Comparative example 2

1) Weighing 4.0g of the sodium hyaluronate microspheres enriched in the above example 2, and selecting an 800-mesh stainless steel screen to screen emulsified crosslinked sodium hyaluronate microparticles with a target particle size;

2) and (2) preparing a PBS buffer solution, wherein the mass ratio of the disodium hydrogen phosphate to the sodium dihydrogen phosphate is 0.035%, the mass ratio of the sodium dihydrogen phosphate to the sodium chloride is 0.014%, and the mass ratio of the sodium chloride to the sodium hyaluronate microspheres obtained in the previous step is placed into the buffer solution, stands and swells overnight, and then the microspheres are collected by centrifugation, and each washing needs 24 hours.

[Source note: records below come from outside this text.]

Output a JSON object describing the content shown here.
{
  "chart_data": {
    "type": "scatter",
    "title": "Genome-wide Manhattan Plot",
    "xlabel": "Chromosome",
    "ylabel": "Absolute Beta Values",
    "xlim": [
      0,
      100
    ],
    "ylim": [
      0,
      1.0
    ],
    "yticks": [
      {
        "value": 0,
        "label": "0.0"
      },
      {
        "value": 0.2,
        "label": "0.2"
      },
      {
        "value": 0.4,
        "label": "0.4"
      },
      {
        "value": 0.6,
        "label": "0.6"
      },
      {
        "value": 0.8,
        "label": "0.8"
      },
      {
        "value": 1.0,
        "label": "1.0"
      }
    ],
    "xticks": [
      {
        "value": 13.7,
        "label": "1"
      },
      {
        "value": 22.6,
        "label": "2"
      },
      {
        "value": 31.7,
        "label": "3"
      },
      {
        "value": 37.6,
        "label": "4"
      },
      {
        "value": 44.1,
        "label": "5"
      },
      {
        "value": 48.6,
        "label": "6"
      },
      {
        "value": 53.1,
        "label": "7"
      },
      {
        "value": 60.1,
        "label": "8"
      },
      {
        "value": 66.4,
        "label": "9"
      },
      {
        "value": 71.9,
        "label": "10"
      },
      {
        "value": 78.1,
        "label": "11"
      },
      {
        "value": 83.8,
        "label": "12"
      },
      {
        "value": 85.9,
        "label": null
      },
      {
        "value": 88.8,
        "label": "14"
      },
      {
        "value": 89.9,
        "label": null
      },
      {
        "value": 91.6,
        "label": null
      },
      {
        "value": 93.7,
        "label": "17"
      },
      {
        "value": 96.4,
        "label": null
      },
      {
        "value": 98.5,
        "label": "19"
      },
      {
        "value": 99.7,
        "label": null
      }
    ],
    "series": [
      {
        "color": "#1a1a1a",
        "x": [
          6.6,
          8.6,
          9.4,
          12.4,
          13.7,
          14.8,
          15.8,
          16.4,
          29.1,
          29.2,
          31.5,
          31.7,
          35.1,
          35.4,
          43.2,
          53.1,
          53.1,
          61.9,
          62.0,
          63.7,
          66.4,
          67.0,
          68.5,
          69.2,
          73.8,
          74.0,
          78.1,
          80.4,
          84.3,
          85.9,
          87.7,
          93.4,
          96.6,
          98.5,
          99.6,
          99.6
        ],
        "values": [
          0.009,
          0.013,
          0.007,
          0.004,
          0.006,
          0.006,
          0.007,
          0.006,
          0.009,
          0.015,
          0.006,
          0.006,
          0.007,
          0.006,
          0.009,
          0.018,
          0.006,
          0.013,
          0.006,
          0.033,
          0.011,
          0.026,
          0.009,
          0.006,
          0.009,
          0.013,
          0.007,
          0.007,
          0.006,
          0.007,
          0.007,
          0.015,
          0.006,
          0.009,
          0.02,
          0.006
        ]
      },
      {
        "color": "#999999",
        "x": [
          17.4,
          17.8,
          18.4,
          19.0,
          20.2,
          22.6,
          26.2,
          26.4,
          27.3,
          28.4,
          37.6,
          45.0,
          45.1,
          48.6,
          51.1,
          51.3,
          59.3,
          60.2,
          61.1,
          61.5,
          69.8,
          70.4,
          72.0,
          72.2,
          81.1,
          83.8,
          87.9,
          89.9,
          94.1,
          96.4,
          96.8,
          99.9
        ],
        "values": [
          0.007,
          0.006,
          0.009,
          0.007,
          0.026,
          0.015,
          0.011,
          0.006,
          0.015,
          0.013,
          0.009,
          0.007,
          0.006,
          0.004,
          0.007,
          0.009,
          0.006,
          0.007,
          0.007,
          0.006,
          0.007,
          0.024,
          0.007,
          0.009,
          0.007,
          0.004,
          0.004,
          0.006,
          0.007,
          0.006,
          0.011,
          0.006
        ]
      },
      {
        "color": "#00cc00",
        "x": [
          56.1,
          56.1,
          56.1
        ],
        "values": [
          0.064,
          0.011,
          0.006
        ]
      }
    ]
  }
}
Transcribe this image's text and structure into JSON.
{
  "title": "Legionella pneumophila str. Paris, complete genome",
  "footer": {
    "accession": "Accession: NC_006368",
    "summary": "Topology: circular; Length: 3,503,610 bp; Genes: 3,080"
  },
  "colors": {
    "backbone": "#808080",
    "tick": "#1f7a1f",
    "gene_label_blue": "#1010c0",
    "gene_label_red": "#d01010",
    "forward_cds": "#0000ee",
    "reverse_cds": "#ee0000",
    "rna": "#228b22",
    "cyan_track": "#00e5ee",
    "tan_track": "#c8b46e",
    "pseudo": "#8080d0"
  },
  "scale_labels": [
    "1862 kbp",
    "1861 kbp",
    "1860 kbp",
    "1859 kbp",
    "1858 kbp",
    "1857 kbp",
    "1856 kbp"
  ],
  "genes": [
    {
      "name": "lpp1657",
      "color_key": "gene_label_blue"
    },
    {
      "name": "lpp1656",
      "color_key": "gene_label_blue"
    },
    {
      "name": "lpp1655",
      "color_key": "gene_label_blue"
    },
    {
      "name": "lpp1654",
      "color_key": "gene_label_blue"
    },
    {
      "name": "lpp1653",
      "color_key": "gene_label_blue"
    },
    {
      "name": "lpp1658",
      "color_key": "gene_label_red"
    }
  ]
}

3) And (3) repeating the buffer solution cleaning process in the step 2) for 3 times, wherein the time required by the cleaning process is 96 hours, and detecting the residual quantity of the cross-linking agent DVS in the sample by using a gas chromatography, wherein the detection result of the residual quantity of the DVS is 6.01 mu g/g, which is higher than the requirement of 2 mu g/g of cross-linked sodium hyaluronate gel for the orthopedic surgery of YY/T0962-2014 in the industry standard.

Comparative example 3

1) Weighing 4.0g of the sodium hyaluronate microspheres enriched in the above example 2, and selecting an 800-mesh stainless steel screen to screen emulsified crosslinked sodium hyaluronate microparticles with a target particle size;

2) and (2) preparing a PBS buffer solution, wherein the mass ratio of the disodium hydrogen phosphate to the sodium dihydrogen phosphate is 0.035%, the mass ratio of the sodium dihydrogen phosphate to the sodium chloride is 0.014%, and the mass ratio of the sodium chloride to the sodium hyaluronate microspheres obtained in the previous step is placed into the buffer solution, stands and swells overnight, and then the microspheres are collected by centrifugation, and each washing needs 24 hours.

3) And (3) repeating the buffer solution cleaning process in the step 2) for 5 times, wherein the time required by the cleaning process is 144 hours, and detecting the residual quantity of the cross-linking agent DVS in the sample by using a gas chromatography, wherein the detection result of the residual quantity of the DVS is 3.26 mu g/g, which is slightly higher than the requirement of 2 mu g/g of cross-linked sodium hyaluronate gel for the 2014 plastic surgery in the industry standard.

It is found from the experiments of examples 4 and 5 and comparative examples 1 and 2 that the cleaning time of the cross-linking agent cleaning method of the present invention is directly reduced by 110 hours, the cleaning effect of the cross-linking agent DVS is excellent, and the cross-linking agent DVS residue is not detected.